1. Palpatine’s motivation does not seem to exist. Napoleon, Alexander, Mussolini, all real life dictators have some kind of goal or interest. Palpatine is just evil and power, Force-twisting his mustache, cackling at his own badness.

2. Ben Kenobi hides on the planet of his nemesis’ birth, keeps his last name, develops a reputation as a ‘wizard,’ and continues dressing as a Jedi (see #3). Sherlock Holmes, master of disguise, he is not.

3. Jedi robes. Look at Owen Lars. Look at Ben Kenobi. Look at farmboy Luke Skywalker. Look at Jawas, for the Maker’s sake. All Tatooine Desert dwellers wear desert robes, right? Except they used Kenobi’s desert dweller disguise as the actual Jedi robes/uniform in all the other movies! Are the Jedi all moisture farmers? Why don’t they have more civilized outfits like Luke did in Episode VI? The world-building suddenly seems really thin, doesn’t it?

4. Luke’s fall to the dark side. I’ve blogged about this before. It just doesn’t make sense.

5. Female fighter pilots. Episode VI was supposed to have them, but they got cut. Every kid in the 1980s wondered why there were no women flying spaceships. If Leia could operate a speeder bike, why couldn’t some of her sisters fly a ship?

6. Metal lightsabers. Jedi are into life force and nature and stuff, but they use the most industrial, ugly contraptions for their primary weapon and trademark symbol. This didn’t occur to me until I saw a Star Wars Clone Wars episode where the Wookiee youngling Gunchi constructs a wooden lightsaber that is actually quite beautiful. Now a Jedi with a lightsaber reminds me of a Druid with a crowbar. Again, the world-building is really thin here.

7. Sith rule of two. What happens if the two Sith on Bothawui find out about another two Sith chapter on Mandalore? Awkward.

8. C-3PO. Annoying, completely useless, serves no purpose. He’s worse than Jar Jar in story terms (other than needless Ewok worship). He’s simply a foil for R2 and an irritant to Han and Chewie.
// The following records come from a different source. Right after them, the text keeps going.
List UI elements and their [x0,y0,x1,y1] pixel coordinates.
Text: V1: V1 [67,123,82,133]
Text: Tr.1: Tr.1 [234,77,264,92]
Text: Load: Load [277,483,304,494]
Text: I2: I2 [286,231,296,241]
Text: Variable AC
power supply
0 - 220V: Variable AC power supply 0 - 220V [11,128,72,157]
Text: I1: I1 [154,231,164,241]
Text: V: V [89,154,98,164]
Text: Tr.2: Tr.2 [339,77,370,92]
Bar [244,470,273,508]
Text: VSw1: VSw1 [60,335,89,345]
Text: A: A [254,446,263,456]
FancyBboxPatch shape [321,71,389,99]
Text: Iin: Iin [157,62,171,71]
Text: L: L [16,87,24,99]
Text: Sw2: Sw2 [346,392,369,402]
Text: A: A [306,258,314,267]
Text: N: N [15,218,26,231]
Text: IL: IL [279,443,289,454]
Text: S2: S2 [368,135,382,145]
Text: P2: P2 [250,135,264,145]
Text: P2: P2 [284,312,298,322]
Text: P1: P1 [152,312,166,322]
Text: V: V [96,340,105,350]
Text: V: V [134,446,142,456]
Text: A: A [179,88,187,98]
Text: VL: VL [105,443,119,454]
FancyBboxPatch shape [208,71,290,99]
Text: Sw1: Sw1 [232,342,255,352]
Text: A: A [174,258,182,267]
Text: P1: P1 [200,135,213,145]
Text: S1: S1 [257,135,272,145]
9. Star Destroyers colliding. How dumb are the bridge crews of both ships? Did the emperor find the dumbest people in the galaxy with British accents to run the Imperial Navy? Yeesh.

10. TIE fighters. Yes, TIE fighters. What purpose do those panels serve? Solar panels? Are they satellites running tiny flight computers? No, they are starfighters. They are simply a ball cockpit with some guns and engines. Which makes little sense. What if the solar panels are just big armor plates? That would be much better. But they’re not.

11. Space slug. How stupid are our heroes to fly into something’s stomach? How implausible is it that a space slug that size lives in vacuum and sustains itself in an asteroid belt? At least the aliens in the cantina had something to justify their existence. The space slug seems like it came out of a bad 1950s sci fi flick. It would have been better for the Falcon to land on the underside of an asteroid and hide.

Still, I love those movies. They transcend their problems.